Quadro secondo. Sulla montagna, roccaforte dei banditi, Giuliano racconta la sua vita a Maria, una giornalista giunta dalla Svezia per intervistarlo; ma il racconto è interrotto dall’arrivo del mafioso: chiede di impedire che i ‘rossi’ facciano il corteo del primo maggio, in cambio della sua protezione. I due si accordano. I banditi Sciortino e Pisciotta mettono in guardia Giuliano dal farsi troppi nemici, ma inutilmente; sulla scena resta Maria che, innamorata di Giuliano, vorrebbe almeno passare una notte con lui. La scena successiva, solo strumentale, rappresenta la strage di Portella delle Ginestre, perpetrata dai banditi di Giuliano ai danni dei comunisti.

Quadro terzo.Nella piazza del paese si trova ora Luca, capo del neonato Cfrb (Corpo di Forze per la Repressione del Banditismo); un deputato lo raggiunge per intimargli l’ordine del ministro di massacrare Giuliano, che ormai sa troppe cose. Intanto ha luogo il matrimonio di Sciortino e Marianna, sorella di Giuliano.
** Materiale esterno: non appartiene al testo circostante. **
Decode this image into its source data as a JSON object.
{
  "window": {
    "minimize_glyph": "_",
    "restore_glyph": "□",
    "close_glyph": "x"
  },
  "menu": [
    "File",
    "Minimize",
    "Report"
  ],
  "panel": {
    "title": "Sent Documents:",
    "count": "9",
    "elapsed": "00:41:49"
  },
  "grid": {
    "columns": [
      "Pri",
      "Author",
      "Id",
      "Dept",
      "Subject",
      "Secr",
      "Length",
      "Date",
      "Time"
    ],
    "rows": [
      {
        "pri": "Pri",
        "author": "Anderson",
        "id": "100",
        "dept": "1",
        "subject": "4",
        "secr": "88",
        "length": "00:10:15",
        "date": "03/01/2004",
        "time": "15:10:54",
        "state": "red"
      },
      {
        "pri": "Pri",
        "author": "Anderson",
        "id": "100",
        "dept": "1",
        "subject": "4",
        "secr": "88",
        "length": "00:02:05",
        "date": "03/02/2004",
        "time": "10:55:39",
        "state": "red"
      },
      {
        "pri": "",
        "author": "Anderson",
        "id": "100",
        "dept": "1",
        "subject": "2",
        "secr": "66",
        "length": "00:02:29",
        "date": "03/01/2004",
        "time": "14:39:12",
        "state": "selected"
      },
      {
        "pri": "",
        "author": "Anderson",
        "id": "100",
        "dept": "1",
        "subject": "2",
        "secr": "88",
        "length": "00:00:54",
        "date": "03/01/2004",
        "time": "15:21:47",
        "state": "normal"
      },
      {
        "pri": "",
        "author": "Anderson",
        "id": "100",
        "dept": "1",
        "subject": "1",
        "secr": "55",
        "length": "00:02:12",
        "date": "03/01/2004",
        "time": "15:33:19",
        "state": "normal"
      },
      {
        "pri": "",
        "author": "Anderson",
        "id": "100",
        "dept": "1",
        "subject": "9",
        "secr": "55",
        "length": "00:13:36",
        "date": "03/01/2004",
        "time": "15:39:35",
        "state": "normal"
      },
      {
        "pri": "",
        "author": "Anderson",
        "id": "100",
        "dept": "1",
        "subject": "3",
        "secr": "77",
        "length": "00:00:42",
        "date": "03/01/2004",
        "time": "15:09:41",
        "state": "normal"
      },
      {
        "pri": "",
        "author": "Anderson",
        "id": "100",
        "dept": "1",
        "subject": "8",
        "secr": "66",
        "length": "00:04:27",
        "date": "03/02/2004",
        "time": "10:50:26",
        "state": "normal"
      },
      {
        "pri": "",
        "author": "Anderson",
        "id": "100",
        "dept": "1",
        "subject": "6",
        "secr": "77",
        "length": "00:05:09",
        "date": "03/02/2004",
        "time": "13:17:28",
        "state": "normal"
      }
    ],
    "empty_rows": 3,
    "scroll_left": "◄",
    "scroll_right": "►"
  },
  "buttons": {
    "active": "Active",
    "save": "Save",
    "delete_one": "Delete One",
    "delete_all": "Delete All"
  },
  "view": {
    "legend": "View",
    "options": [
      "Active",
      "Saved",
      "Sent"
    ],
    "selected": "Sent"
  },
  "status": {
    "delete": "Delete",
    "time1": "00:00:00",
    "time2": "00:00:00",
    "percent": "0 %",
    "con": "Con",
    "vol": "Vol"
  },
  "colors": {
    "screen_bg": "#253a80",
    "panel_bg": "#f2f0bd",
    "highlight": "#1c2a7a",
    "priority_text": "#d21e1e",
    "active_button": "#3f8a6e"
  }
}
Durante la festa nuziale cinque mafiosi avvisano Giuliano che il ministro ha messo una taglia di cinque milioni su di lui; la replica del bandito si traduce in una sprezzante arringa, davanti ai presenti, contro il ministro. Quindi, pur sconsigliato da Sciortino e da Pisciotta, ordina ai suoi di uccidere a freddo i cinque mafiosi; sul luogo del delitto, mentre la polizia si occupa di portar via i cadaveri, il mafioso e il colonnello Luca decidono di unire le forze della mafia e dello stato contro Giuliano. Nella scena successiva Luca riesce a convincere Pisciotta a tradire l’amico, in cambio della vita; in un dialogo con Pisciotta, Giuliano consiglia invano all’amico la fuga in America. La scena successiva, solo strumentale, presenta il paese deserto, come all’inizio; appaiono le ombre di due uomini sullo sfondo: uno spara e l’altro cade. Le luci del villaggio si spengono e si ode una voce di donna gridare: «Giuliano!».